Even substantial PPP loans may not be enough money to help some small businesses survive in the long term. The program is only intended to cover payroll costs for eight weeks, and it remains unclear how long many businesses will remain shuttered or otherwise limited amid the COVID-19 outbreak.
Some experts also say that PPP is less helpful for extremely small businesses with only a few employees, especially if they spend more on costs like rent rather than payroll.
I applied for a PPP loan during the last round, but I never received money. Do I need to apply again?
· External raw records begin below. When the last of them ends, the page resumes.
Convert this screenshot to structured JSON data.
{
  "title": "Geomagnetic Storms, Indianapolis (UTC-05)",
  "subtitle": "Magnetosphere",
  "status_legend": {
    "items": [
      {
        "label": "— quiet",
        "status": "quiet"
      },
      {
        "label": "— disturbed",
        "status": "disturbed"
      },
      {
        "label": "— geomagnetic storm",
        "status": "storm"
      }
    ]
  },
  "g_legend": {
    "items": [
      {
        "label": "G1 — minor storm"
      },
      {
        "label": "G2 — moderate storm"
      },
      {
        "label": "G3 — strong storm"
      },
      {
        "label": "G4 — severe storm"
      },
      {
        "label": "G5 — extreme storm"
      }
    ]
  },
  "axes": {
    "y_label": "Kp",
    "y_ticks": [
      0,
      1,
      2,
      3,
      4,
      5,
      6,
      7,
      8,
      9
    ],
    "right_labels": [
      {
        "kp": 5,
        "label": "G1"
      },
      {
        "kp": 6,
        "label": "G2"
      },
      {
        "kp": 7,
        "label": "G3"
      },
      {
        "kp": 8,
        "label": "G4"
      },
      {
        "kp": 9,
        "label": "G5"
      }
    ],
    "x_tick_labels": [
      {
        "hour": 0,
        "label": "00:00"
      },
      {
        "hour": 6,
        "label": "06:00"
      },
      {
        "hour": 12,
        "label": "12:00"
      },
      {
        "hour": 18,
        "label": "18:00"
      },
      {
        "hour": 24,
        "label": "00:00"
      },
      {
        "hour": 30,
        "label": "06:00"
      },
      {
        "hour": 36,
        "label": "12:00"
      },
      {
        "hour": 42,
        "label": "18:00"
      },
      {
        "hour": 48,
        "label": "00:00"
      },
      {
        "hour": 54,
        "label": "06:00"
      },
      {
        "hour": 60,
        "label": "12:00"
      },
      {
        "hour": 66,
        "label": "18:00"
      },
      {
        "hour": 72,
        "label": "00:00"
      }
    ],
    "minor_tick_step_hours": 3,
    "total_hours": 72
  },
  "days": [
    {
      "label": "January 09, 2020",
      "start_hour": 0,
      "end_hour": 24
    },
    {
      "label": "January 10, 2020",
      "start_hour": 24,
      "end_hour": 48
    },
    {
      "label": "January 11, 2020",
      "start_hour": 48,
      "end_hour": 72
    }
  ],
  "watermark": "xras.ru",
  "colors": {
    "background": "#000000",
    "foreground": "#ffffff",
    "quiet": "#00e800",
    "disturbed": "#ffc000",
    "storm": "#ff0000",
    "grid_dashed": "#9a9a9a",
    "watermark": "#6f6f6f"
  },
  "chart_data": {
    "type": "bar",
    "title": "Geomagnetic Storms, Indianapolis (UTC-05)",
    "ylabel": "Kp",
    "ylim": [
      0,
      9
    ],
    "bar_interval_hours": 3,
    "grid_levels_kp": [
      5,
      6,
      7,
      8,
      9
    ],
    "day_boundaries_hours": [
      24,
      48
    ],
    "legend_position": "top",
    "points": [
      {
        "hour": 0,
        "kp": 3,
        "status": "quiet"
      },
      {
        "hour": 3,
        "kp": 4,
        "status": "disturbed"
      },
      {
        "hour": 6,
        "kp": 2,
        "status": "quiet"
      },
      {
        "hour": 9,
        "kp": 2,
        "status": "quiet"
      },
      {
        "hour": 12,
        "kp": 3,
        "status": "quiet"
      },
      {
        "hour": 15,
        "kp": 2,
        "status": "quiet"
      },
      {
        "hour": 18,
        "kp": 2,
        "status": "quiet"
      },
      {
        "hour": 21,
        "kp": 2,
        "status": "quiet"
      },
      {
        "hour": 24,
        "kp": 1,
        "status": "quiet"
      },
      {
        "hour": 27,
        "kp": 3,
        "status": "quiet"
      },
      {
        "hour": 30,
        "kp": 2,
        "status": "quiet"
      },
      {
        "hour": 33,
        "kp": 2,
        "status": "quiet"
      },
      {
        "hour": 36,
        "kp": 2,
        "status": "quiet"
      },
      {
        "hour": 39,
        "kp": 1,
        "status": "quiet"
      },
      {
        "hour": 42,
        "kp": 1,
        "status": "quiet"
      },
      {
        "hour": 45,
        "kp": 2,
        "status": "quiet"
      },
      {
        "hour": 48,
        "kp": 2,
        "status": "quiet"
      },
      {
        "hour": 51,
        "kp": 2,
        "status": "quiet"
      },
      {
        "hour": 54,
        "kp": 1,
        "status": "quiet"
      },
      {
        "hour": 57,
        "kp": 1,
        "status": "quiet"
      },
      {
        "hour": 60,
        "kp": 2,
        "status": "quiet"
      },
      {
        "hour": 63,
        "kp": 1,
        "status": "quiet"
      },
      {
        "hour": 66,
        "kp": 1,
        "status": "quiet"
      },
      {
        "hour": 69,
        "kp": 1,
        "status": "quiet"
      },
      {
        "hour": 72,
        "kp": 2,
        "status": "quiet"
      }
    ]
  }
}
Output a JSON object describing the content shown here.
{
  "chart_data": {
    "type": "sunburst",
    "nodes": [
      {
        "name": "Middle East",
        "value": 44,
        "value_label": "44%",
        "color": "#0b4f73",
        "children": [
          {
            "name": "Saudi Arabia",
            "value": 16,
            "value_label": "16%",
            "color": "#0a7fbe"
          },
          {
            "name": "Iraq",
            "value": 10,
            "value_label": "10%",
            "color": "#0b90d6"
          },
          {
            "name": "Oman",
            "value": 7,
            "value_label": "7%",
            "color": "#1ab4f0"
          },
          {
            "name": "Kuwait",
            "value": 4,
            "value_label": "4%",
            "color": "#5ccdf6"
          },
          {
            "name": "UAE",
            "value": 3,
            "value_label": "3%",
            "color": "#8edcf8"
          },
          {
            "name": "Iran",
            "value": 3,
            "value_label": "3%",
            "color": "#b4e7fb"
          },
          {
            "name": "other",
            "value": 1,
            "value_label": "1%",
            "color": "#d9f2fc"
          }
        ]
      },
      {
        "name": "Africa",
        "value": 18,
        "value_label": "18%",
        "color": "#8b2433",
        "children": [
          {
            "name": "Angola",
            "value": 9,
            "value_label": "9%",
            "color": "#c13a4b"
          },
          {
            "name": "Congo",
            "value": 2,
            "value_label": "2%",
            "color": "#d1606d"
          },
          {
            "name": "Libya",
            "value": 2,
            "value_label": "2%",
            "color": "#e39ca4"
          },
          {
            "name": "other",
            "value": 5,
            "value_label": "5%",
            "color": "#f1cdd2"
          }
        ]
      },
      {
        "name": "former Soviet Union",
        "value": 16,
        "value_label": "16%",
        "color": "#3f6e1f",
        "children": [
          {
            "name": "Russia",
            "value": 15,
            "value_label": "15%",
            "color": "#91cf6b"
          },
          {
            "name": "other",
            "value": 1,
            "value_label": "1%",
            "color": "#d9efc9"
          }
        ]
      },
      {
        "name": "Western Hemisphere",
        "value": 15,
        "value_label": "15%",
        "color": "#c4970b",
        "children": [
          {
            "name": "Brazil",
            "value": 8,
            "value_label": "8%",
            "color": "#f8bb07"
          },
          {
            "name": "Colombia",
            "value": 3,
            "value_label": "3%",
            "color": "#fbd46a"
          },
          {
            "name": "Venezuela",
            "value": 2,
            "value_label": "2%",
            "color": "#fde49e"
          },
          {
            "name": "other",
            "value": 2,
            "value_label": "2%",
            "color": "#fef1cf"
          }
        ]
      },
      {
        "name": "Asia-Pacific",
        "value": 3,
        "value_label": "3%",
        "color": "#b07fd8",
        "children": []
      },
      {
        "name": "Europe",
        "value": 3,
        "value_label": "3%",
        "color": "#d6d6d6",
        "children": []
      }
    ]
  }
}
Most businesses that have already applied for PPP should not need to re-apply. However, small business owners should contact the bank they’re working with to double-check that their documents are in order and the status of their application. Any necessary changes could push applicants to the back fo the line, says Suzuki.
“A lot of the banks have maintained the order that the queue was in, and as soon as it’s signed by the President, they will start processing things again,” he says. “The people that had their applications in and were prepared last time but just got cut off early will be able to get processed without additional work.”